¿Qué es el café de especialidad y porque deberíamos de valorarlo?
En los últimos años, el café dejó de ser solo “esa bebida para despertar”, hoy es parte de la cultura de muchos países, de la cultura del running, del arte, de la coctelería y es parte de momentos relevantes en el día de las personas.
Hablar de café de especialidad, es hablar de origen, de procesos, de personas… y de experiencias.
Y ahí es donde entra el café de especialidad.
¿Qué es realmente el café de especialidad?
El café de especialidad no es una moda ni una etiqueta fancy.
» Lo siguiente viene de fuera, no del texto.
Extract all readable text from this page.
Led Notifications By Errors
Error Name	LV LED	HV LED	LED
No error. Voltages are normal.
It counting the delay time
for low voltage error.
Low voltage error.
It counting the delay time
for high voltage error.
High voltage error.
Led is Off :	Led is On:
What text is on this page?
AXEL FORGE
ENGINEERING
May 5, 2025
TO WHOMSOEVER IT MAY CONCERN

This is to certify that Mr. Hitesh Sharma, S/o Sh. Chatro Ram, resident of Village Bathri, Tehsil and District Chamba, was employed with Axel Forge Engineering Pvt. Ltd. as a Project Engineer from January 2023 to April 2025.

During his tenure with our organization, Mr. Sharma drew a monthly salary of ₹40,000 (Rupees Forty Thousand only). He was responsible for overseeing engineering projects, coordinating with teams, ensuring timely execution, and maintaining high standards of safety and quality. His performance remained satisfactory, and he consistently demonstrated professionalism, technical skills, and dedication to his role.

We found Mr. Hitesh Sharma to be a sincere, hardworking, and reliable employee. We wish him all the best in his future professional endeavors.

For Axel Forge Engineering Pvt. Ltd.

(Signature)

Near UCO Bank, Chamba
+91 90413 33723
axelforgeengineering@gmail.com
Es un estándar de calidad.
Se considera café de especialidad aquel que obtiene una calificación de más de 80 puntos (sobre 100) por catadores certificados bajo criterios de la Specialty Coffee Association.
Pero más allá del número, esto significa algo mucho más importante:
Es café cuidado en cada etapa
Desde la siembra hasta la taza
Con trazabilidad completa
Y sin defectos graves
Es un café que tiene historia.
Sabes de dónde viene, quién lo cultivó y cómo fue procesado.
¿Por qué valorarlo?
Estás tomando el resultado de:
Altitud específica
Tipo de grano (arábica casi siempre)
Proceso (lavado, honey, natural)
Tostado preciso
Preparación consciente
Todo eso impacta directamente en el sabor.
Un café de especialidad no sabe solo “a café”, puede saber a frutos rojos, chocolate, cítricos, nuez, caramelo y muchas notas más.
Es como pasar de vino de mesa… a entender el terroir.
Pero hay algo aún más importante:
Estás pagando mejor a quienes lo producen
Estás apoyando cadenas más justas
Estás consumiendo con más conciencia
Más que café: una experiencia
Valorar el café de especialidad no es volverte experto de la noche a la mañana.
Es empezar a notar.
¿A qué sabe lo que tomas?
¿De dónde viene?
¿Cómo fue preparado?
Es hacer una pausa. En un mundo que va rápido, el café de especialidad te invita a ir más lento.
A disfrutar.
A conectar.
Y eso, hoy, vale mucho más que solo comprar un a bebida con cafeína.